为什么我不能删除test [1]中的空格？感谢您的任何建议！这可以是空间角色以外的东西吗？也许答案很简单，我忽略了一些东西。您可以缩短测试< （code> perl = TRUE 参数）：/ code>创建仅需2步，仅使用1个 PCRE 正则表达式：

  test = sub（，，。，gsub（（* UCP）[\\s\\\p {L}] + | \\W + $，，area_cult10 $ V5，perl = TRUE），fixed = TRUE）

结果：

  [1]11846.46529.23282.7616.0 1621.8125.714.2
 [8]401.6455.511.7160.479.137.629.6
 [15]13.9 554.1236.7312.84.6136.9
 [22]1374.41332.31281.83.75.018.423.4
 [29] 42.02746.2106.62100.4267.8258.413.1
 [36]23.511.6310.2

gsub 正则表达式值得特别注意：

 
  （* UCP）  - 执行模式的PCRE动词以识别Unicode 
 
   [\\s\\\p {L}] +   - 匹配1+空格或字母字符
 
   |   - 或（一个替代运算符）
 
   \\W + $   - 在字符串末尾有1个非单词字符。

 
 
 然后， sub（，，。，x，fixed = TRUE）将替换第一个，使用。作为字符串， fixed = TRUE 可以节省性能，因为它不需要编译正则表达式。 p> 
This question seems to make it easy to remove space characters in a string in R. However when I load the following table I'm not able to remove a space between two numbers (eg.11 846.4):
require(XML)
library(RCurl)
link2fetch = 'https://www.destatis.de/DE/ZahlenFakten/Wirtschaftsbereiche/LandForstwirtschaftFischerei/FeldfruechteGruenland/Tabellen/AckerlandHauptfruchtgruppenFruchtarten.html'

theurl = getURL(link2fetch, .opts = list(ssl.verifypeer = FALSE) ) # important!
area_cult10 = readHTMLTable(theurl, stringsAsFactors = FALSE)
area_cult10 = data.table::rbindlist(area_cult10)

test = sub(',', '.', area_cult10$V5) # change , to . 
test = gsub('(.+)\\s([A-Z]{1})*', '\\1', test) # remove LETTERS
gsub('\\s', '', test) # remove white space?
Why can't I remove the space in test[1]?
Thanks for any advice!

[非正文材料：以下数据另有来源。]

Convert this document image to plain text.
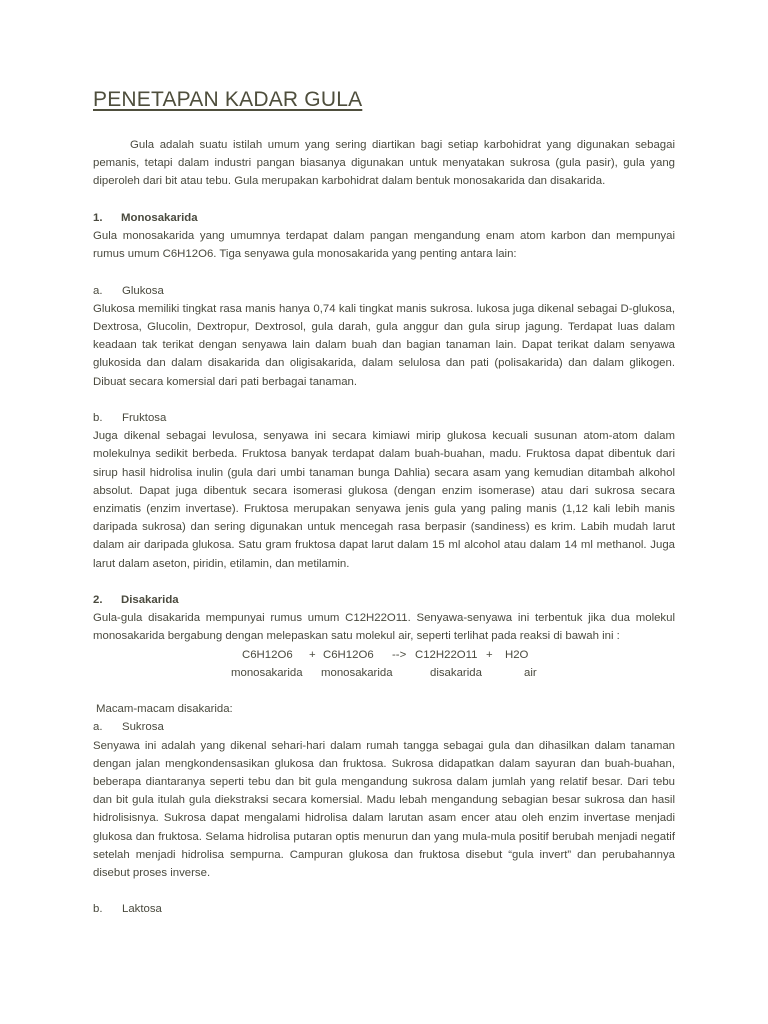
PENETAPAN KADAR GULA

Gula adalah suatu istilah umum yang sering diartikan bagi setiap karbohidrat yang digunakan sebagai pemanis, tetapi dalam industri pangan biasanya digunakan untuk menyatakan sukrosa (gula pasir), gula yang diperoleh dari bit atau tebu. Gula merupakan karbohidrat dalam bentuk monosakarida dan disakarida.

1. Monosakarida

Gula monosakarida yang umumnya terdapat dalam pangan mengandung enam atom karbon dan mempunyai rumus umum C6H12O6. Tiga senyawa gula monosakarida yang penting antara lain:

a. Glukosa

Glukosa memiliki tingkat rasa manis hanya 0,74 kali tingkat manis sukrosa. lukosa juga dikenal sebagai D-glukosa, Dextrosa, Glucolin, Dextropur, Dextrosol, gula darah, gula anggur dan gula sirup jagung. Terdapat luas dalam keadaan tak terikat dengan senyawa lain dalam buah dan bagian tanaman lain. Dapat terikat dalam senyawa glukosida dan dalam disakarida dan oligisakarida, dalam selulosa dan pati (polisakarida) dan dalam glikogen. Dibuat secara komersial dari pati berbagai tanaman.

b. Fruktosa

Juga dikenal sebagai levulosa, senyawa ini secara kimiawi mirip glukosa kecuali susunan atom-atom dalam molekulnya sedikit berbeda. Fruktosa banyak terdapat dalam buah-buahan, madu. Fruktosa dapat dibentuk dari sirup hasil hidrolisa inulin (gula dari umbi tanaman bunga Dahlia) secara asam yang kemudian ditambah alkohol absolut. Dapat juga dibentuk secara isomerasi glukosa (dengan enzim isomerase) atau dari sukrosa secara enzimatis (enzim invertase). Fruktosa merupakan senyawa jenis gula yang paling manis (1,12 kali lebih manis daripada sukrosa) dan sering digunakan untuk mencegah rasa berpasir (sandiness) es krim. Labih mudah larut dalam air daripada glukosa. Satu gram fruktosa dapat larut dalam 15 ml alcohol atau dalam 14 ml methanol. Juga larut dalam aseton, piridin, etilamin, dan metilamin.

2. Disakarida

Gula-gula disakarida mempunyai rumus umum C12H22O11. Senyawa-senyawa ini terbentuk jika dua molekul monosakarida bergabung dengan melepaskan satu molekul air, seperti terlihat pada reaksi di bawah ini :

C6H12O6 + C6H12O6 --> C12H22O11 + H2O
monosakarida monosakarida	disakarida	air

Macam-macam disakarida:

a. Sukrosa

Senyawa ini adalah yang dikenal sehari-hari dalam rumah tangga sebagai gula dan dihasilkan dalam tanaman dengan jalan mengkondensasikan glukosa dan fruktosa. Sukrosa didapatkan dalam sayuran dan buah-buahan, beberapa diantaranya seperti tebu dan bit gula mengandung sukrosa dalam jumlah yang relatif besar. Dari tebu dan bit gula itulah gula diekstraksi secara komersial. Madu lebah mengandung sebagian besar sukrosa dan hasil hidrolisisnya. Sukrosa dapat mengalami hidrolisa dalam larutan asam encer atau oleh enzim invertase menjadi glukosa dan fruktosa. Selama hidrolisa putaran optis menurun dan yang mula-mula positif berubah menjadi negatif setelah menjadi hidrolisa sempurna. Campuran glukosa dan fruktosa disebut “gula invert” dan perubahannya disebut proses inverse.

b. Laktosa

Can this be something else than a space character? Maybe the answer is really easy and I'm overlooking something.
 解决方案 
You may shorten the test creation to just 2 steps and using just 1 PCRE regex (note the perl=TRUE parameter):
test = sub(",", ".", gsub("(*UCP)[\\s\\p{L}]+|\\W+$", "", area_cult10$V5, perl=TRUE), fixed=TRUE)
Result:
 [1] "11846.4" "6529.2"  "3282.7"  "616.0"   "1621.8"  "125.7"   "14.2"   
 [8] "401.6"   "455.5"   "11.7"    "160.4"   "79.1"    "37.6"    "29.6"   
[15] ""        "13.9"    "554.1"   "236.7"   "312.8"   "4.6"     "136.9"  
[22] "1374.4"  "1332.3"  "1281.8"  "3.7"     "5.0"     "18.4"    "23.4"   
[29] "42.0"    "2746.2"  "106.6"   "2100.4"  "267.8"   "258.4"   "13.1"   
[36] "23.5"    "11.6"    "310.2"  
The gsub regex is worth special attention:


(*UCP) - the PCRE verb that enforces the pattern to be Unicode aware
[\\s\\p{L}]+  - matches 1+ whitespace or letter characters
| - or (an alternation operator)
\\W+$ - 1+ non-word chars at the end of the string.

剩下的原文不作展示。